Für Vechta muss deutlich mehr zusammenkommen als für Oldenburg, um am Wochenende zu gewinnen. Die Calles-Schützlinge treten auswärts an und sind von der Papierform her deutlicher unterlegen als der Hauptrundenzweite. Für Vechta ist es wichtig, ähnlich stark zu rebounden wie am Dienstag. Gegen Bamberg war Austin Hollins kaum zu stoppen: Über den Block kommen, fangen und werfen war quasi eine Bewegung. Die Bayern haben seine Kreise deutlich eingeengt, aber RASTA braucht ihn unbedingt als starken Scorer. Als Team muss Vechta ungefähr 15 Dreier treffen. In der Halbfeld-Offense war es zuletzt zu viel Pick-and-Roll mit T.J. Bray und dem Center. Defensiv sollten die Niedersachsen ihre Run-and-Jump-Defense vor allem dann einsetzen, wenn Stefan Jovic nicht auf dem Feld ist. Mit seiner Länge, Ruhe und Übersicht findet der Serbe in der Regel die Lösung. Die starken Münchner Post-up-Spieler sollte der Aufsteiger konsequent doppeln, auch wenn das Risiko hoch ist, Dreipunktewürfe zu kassieren. Vechta muss Risiken eingehen!
Für Oldenburg gilt es in erster Linie, offensiv den Schalter umzulegen. Am Mittwoch gelangen dem besten Angriff der Hauptrunde nur 68 Punkte.
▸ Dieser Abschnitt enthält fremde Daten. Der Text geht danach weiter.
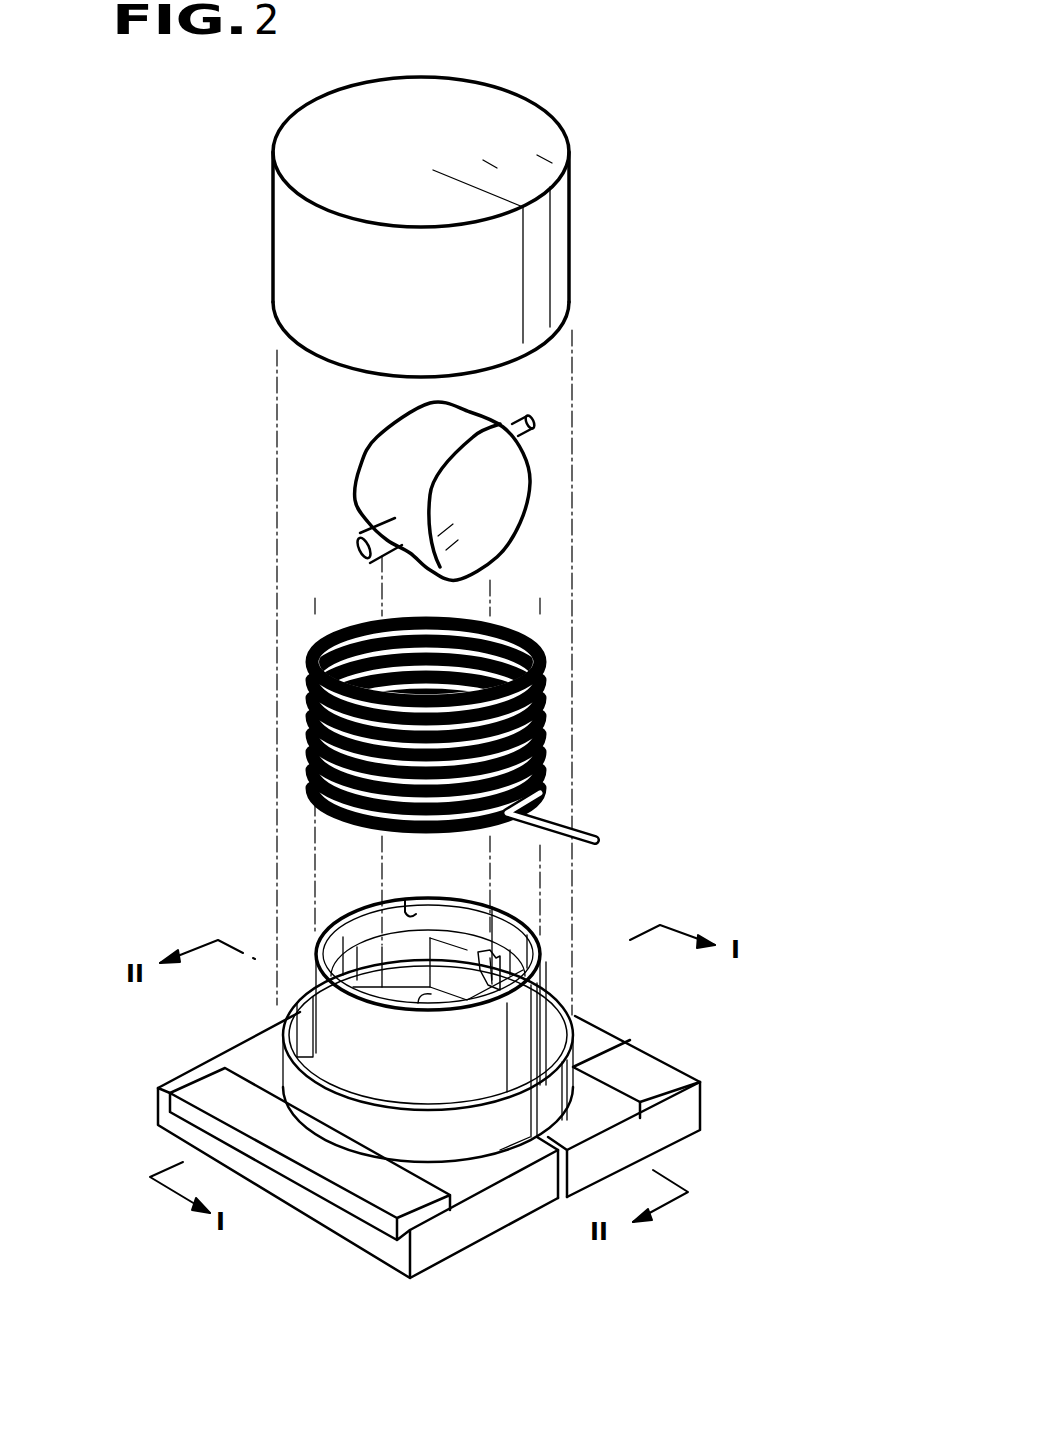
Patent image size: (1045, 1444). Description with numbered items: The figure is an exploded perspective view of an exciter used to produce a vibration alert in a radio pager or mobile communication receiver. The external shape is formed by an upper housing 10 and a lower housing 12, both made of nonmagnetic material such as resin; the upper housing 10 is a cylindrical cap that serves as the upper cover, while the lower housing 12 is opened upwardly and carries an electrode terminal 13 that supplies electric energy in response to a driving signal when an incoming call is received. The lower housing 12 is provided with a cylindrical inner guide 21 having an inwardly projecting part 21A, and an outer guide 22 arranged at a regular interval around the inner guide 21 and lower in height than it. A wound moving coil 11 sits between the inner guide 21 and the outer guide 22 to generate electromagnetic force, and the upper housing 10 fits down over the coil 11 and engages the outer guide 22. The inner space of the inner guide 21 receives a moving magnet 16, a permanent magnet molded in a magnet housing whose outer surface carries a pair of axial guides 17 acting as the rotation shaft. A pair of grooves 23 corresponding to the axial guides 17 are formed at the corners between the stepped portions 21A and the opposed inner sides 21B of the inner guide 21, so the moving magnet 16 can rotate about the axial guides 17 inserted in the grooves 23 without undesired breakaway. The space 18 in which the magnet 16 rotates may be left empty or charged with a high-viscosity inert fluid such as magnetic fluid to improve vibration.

The upper housing 10 is at (293, 243).
The moving coil 11 is at (540, 683).
The lower housing 12 is at (712, 1133).
The electrode terminal 13 is at (340, 1172).
The moving magnet 16 is at (393, 452).
The axial guides 17 is at (355, 544).
The space 18 is at (418, 1003).
The inner guide 21 is at (325, 938).
The inwardly projecting part 21A is at (404, 898).
The opposed inner sides 21B is at (505, 983).
The outer guide 22 is at (283, 1040).
The grooves 23 is at (470, 948).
Will Cummings, Rickey Paulding, Nathan Boothe und Rasid Mahalbasic zeichneten für 26 der 28 Feldkörbe verantwortlich. Mit einer Vier-Mann-Offensive schlägt man kein tiefes Team wie Berlin, zumal die Hauptstädter auch im Bereich Intensität bislang die Nase vorn haben. Pick-and-Roll ist auf beiden Seiten des Feldes ein Thema für die Mannschaft von Mladen Drijencic. Defensiv müssen Lösungen her, wenn ALBA konstant Mahalbasic als Verteidiger des Blockstellers attackiert, und offensiv muss ein Vorteil erspielt werden, wenn Berlin einen dritten Verteidiger Richtung Ball beordert. Cummings muss bei seiner Penetration selektiver vorgehen. Für ihn dürfte es aber kaum leichter werden, da Derrick Walton ein größerer Faktor als am Mittwoch sein sollte.
Wie siehst Du die Chancen, dass Vechta Team und Trainerstab in weiten Teilen zusammenhält?
Die Chancen sind gering. Die Laufzeiten der Spielerverträge sind mir nicht bekannt, aber man sollte davon ausgehen, dass bei den Amerikanern tendenziell eher kurzzeitige Verträge vergeben wurden. So steht zu erwarten, dass die tragenden Säulen T.J. Bray (manche Internetportale haben schon die Unterzeichnung eines Zweijahresvertrages in München gemeldet), Austin Hollins und Seth Hinrichs (der angeblich einen deutschen Pass bekommen soll) nicht zu halten sein dürften. Pedro Calles‘ Arbeitspapier läuft noch eine weitere Saison. Wenn andere Clubs eine entsprechende Ablösesumme anbieten, könnte ich mir vorstellen, dass Geschäftsführer Stefan Niemeyer zumindest darüber nachdenkt. Die Zukunft von Co-Trainer Miguel Zapata ist direkt mit seinem Headcoach verknüpft, da er weder Deutsch noch Englisch spricht.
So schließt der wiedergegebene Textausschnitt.